Keynote 4: Barbara Becnel, PhD Candidate, Social Justice Activist and Author, The University of Edinburgh

“The Challenge of Reimagining Education: Getting Unstuck from Academic Traditions to Construct New Concepts Regarding Knowledge Production and Classroom Practice”

This talk will argue that one of the key challenges to reimagining education is for scholars to muster the courage to consciously break from the long-accepted standards and traditions of academia’s elite.

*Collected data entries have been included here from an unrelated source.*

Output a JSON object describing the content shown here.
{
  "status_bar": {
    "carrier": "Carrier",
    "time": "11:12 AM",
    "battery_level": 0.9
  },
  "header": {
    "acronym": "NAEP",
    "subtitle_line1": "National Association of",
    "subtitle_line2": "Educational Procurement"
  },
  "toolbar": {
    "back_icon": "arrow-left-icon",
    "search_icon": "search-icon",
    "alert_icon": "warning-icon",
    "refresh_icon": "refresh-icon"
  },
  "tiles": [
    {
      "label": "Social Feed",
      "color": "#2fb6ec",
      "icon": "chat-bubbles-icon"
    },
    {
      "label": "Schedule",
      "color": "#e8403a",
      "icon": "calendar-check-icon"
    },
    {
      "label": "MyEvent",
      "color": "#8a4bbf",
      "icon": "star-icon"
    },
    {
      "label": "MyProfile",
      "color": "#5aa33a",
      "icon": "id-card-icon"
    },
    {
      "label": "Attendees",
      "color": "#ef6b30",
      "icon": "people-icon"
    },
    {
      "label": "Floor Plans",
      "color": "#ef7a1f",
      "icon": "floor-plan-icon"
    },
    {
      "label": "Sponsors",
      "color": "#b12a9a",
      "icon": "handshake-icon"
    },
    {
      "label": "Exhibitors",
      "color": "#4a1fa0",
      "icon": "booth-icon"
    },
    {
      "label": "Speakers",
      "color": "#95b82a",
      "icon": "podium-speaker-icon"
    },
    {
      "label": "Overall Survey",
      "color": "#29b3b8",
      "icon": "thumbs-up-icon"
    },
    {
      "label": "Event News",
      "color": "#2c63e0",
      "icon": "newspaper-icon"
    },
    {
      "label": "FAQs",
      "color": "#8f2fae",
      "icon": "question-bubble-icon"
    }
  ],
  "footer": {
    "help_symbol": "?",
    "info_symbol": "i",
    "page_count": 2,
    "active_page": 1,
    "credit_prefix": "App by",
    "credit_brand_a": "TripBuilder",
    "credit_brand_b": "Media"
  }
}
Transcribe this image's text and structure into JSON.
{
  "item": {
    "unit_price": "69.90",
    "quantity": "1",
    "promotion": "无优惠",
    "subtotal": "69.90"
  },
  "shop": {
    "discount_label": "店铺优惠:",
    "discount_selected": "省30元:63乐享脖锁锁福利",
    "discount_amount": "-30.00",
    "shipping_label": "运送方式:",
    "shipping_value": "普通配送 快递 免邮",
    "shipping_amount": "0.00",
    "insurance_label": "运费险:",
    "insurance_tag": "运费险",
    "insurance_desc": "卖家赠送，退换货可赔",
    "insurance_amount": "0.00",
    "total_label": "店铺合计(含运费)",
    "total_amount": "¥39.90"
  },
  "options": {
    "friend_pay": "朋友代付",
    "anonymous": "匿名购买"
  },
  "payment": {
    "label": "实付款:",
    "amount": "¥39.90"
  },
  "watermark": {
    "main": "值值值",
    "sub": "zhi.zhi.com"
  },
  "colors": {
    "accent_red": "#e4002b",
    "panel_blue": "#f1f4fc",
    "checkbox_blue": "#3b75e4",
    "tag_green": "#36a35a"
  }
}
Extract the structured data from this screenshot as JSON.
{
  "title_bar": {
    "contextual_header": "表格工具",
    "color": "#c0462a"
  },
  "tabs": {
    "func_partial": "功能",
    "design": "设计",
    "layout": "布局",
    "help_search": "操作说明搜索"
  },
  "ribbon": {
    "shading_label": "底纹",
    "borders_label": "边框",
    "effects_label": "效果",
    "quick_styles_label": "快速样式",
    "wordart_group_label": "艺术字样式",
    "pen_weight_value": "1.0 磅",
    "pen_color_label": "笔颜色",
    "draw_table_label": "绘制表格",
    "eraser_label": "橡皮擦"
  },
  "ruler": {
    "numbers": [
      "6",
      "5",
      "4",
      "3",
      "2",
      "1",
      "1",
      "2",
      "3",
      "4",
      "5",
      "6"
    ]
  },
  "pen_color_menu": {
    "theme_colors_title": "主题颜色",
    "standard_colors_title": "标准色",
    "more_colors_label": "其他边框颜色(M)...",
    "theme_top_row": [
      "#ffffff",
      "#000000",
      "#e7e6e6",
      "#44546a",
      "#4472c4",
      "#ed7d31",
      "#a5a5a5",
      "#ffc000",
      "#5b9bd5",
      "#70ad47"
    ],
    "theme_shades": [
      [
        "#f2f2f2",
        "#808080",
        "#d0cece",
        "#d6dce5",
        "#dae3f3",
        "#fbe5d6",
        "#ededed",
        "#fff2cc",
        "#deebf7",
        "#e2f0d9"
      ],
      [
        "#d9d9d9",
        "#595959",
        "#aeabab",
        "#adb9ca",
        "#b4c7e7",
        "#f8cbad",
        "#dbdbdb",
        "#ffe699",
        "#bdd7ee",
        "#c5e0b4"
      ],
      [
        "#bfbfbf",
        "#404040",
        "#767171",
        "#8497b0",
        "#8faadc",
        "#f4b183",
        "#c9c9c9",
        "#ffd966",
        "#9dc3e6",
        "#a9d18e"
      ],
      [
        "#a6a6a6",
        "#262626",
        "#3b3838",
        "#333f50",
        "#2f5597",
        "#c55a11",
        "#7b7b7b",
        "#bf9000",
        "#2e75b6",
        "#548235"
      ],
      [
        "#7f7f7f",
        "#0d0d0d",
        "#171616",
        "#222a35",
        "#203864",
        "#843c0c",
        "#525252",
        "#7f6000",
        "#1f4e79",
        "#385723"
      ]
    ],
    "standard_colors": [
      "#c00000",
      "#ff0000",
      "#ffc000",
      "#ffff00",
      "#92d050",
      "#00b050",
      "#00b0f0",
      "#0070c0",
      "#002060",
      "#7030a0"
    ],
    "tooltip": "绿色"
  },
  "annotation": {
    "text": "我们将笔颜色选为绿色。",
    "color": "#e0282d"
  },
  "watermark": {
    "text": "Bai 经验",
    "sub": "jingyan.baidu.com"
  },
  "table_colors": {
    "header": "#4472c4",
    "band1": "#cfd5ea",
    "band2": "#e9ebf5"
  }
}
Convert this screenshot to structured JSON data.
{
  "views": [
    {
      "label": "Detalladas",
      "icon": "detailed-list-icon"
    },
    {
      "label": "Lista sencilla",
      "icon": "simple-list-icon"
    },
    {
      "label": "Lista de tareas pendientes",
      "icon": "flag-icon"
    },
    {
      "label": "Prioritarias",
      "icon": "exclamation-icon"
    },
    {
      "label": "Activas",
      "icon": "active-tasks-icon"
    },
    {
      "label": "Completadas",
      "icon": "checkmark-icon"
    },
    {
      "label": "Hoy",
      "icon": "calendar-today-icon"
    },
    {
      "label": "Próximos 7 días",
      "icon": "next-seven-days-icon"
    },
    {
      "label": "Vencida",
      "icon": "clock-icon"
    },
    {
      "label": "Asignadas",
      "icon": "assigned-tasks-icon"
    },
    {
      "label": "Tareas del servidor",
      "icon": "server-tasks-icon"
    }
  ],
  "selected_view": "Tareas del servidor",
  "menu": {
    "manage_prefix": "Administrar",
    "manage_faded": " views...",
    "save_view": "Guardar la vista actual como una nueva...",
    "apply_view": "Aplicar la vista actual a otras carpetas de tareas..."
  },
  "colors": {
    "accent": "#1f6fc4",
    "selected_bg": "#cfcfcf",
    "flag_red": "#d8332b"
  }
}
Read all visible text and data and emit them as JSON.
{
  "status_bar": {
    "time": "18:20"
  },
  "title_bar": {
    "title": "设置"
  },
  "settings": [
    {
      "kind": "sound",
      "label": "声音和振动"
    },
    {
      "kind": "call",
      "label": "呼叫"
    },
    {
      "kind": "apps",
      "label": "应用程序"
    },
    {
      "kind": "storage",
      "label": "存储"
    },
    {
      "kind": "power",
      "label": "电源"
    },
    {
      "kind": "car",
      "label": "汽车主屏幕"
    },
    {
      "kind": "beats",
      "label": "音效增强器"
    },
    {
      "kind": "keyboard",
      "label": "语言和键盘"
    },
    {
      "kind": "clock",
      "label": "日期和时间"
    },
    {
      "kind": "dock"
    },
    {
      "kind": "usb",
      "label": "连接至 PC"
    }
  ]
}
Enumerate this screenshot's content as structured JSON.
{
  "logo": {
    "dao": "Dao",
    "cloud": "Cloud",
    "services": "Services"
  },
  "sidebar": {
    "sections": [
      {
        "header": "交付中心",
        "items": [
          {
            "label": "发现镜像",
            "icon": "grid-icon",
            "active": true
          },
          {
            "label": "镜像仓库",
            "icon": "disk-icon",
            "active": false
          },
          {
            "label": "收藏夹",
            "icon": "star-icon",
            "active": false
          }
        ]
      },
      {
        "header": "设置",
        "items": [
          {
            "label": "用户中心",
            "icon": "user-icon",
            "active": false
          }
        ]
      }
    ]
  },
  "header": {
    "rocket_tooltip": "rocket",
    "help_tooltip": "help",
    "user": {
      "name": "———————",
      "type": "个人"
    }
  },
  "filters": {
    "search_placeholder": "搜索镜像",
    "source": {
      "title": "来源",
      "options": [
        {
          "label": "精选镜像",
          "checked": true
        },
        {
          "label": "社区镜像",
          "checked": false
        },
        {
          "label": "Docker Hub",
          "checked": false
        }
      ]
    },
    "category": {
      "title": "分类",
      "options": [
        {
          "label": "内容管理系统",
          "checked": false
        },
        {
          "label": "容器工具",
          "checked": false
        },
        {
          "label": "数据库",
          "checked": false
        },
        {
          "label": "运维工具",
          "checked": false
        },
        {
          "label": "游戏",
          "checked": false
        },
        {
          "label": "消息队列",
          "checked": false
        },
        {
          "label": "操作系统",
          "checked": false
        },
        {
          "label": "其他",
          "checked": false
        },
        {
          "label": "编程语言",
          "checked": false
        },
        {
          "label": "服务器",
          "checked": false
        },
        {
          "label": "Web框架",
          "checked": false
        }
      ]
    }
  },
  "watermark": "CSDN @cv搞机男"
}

In other words, a new generation of rule-breaking scholars needs to emerge to reinvent the discipline of education so that all people and cultures can be respectfully served in the process of producing knowledge, as well as sharing knowledge in the classroom.

This argument will be made in part by discussing a paper the presenter recently had published titled, ‘Transcending the ‘Dys-Care’ of Doctoral Students: Assessing How Cultural Similarities Between the United States’ Black Gangster Class and Academia’s Elite Adversely Influence Student Agency and Relevance in Knowledge Production’. https://www.gla.ac.uk/media/Media_913586_smxx.pdf (See page 22.) In addition, some lived experiences in academia involving cognitive injustice will be shared, along with ideas for how to reform the academy and construct new directions for the discipline of education. One illustration will include a discussion about how racialized public pedagogy has historically been such a powerful force in perpetuating derogatory black stereotypes, yet scholarly critiques of public pedagogical theory have focused much more on the import and impact of museums.